# 1st scratch built tank (based on ww1 whippet tank)



## Llamafish (Mar 3, 2009)

my first attempt of scratch building, hope you enjoy. Going to be used as a macharius tank with my mates

idea from ww1 whippet tank


----------



## Khorne's Fist (Jul 18, 2008)

Very cool. +rep.


----------



## shaantitus (Aug 3, 2009)

For a first scratchbuild that is great. You will need to go mad with the rivets now though. They are the most time consuming part.

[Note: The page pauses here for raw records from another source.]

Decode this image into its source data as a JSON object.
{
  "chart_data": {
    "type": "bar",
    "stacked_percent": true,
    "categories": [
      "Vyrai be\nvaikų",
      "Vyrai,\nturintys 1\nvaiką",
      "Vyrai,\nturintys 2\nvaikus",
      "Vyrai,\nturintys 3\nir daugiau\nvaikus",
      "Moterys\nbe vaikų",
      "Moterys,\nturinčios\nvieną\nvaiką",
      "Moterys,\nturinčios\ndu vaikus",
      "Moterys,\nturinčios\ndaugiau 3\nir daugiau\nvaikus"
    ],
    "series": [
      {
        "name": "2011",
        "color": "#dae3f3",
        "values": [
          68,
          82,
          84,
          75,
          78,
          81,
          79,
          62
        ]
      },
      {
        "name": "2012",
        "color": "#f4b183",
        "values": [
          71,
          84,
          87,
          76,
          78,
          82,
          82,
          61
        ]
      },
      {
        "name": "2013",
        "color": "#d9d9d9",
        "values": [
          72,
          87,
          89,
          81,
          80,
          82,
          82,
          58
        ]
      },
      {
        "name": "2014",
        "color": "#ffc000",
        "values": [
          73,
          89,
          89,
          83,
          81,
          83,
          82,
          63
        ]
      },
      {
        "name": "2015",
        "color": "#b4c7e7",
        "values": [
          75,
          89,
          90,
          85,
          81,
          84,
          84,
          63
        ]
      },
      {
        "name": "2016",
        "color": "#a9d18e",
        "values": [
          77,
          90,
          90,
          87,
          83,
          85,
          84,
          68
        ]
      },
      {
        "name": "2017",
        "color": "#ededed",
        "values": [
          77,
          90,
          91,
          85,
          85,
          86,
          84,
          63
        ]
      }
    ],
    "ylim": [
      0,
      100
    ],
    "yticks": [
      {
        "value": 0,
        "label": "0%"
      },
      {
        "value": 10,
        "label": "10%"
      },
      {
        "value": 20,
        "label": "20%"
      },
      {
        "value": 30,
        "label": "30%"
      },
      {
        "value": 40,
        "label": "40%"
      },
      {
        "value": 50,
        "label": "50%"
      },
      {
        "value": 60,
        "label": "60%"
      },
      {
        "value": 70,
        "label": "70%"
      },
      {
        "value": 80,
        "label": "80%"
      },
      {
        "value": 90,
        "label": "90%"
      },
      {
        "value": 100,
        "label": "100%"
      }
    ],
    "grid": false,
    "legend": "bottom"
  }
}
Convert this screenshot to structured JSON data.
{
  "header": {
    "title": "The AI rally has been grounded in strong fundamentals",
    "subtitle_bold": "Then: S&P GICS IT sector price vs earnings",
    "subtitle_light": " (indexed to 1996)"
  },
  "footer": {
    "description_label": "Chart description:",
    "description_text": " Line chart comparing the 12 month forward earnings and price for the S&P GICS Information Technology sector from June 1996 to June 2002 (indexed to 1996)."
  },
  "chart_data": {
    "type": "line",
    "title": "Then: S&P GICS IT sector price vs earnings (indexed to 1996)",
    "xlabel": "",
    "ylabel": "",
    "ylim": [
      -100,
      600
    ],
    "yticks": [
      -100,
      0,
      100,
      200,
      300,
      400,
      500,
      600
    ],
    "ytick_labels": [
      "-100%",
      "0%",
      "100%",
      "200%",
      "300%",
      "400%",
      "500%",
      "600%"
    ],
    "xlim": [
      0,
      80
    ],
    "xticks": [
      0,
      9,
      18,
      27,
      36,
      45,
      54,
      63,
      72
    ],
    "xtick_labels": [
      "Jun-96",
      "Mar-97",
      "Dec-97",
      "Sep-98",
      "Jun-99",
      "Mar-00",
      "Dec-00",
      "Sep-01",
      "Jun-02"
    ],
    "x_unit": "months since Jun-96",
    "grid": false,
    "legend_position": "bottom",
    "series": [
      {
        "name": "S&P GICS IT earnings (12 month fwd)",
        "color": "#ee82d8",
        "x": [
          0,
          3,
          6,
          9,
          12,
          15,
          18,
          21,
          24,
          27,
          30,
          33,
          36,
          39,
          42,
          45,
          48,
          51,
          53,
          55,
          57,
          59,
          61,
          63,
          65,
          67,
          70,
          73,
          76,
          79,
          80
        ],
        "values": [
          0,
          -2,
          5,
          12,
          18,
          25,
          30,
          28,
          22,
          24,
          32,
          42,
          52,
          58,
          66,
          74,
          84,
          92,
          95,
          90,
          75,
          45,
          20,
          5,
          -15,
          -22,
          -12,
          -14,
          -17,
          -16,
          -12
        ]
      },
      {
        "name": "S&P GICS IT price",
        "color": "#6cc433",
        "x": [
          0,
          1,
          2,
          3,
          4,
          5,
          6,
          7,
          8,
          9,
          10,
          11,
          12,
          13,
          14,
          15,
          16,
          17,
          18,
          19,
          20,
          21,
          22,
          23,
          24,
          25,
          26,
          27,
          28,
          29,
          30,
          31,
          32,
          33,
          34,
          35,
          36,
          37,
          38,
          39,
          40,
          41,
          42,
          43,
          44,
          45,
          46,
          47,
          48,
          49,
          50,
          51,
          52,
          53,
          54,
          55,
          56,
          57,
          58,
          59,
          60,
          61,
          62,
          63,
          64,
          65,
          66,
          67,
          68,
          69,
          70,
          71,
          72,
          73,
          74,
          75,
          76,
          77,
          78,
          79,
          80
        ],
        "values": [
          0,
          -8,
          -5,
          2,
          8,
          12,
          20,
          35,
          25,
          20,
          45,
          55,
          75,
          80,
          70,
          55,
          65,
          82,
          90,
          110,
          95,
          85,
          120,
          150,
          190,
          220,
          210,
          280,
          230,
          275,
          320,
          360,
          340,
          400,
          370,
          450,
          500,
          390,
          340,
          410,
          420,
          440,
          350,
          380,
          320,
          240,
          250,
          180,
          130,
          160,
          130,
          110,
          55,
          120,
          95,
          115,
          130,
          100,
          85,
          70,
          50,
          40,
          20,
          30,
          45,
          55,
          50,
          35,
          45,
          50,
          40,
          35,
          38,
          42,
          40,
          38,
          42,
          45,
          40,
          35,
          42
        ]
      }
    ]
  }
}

Rep


----------



## Llamafish (Mar 3, 2009)

was thinking avoiding rivets, but your the second person to suggest it, going to follow this method of rivets http://santacruzwarhammer.blogspot.com/2008/05/how-to-make-rivets-different-way.html


----------



## bitsandkits (Mar 18, 2008)

you could do that, but a far more time effective way and give you better uniformity is to buy this and cut it up and glue it on your model,each rod is about 10inches long so works out at about 250 rivets (25 per inch average) no bad for 40p

http://www.bitsandkits.co.uk/shop/a....0MM.html?shop_param=cid=313&aid=MR40(90855)&

we do different diameters too so you can have different sized rivets if you wanted!


----------



## Llamafish (Mar 3, 2009)

ah that a better idea again!


----------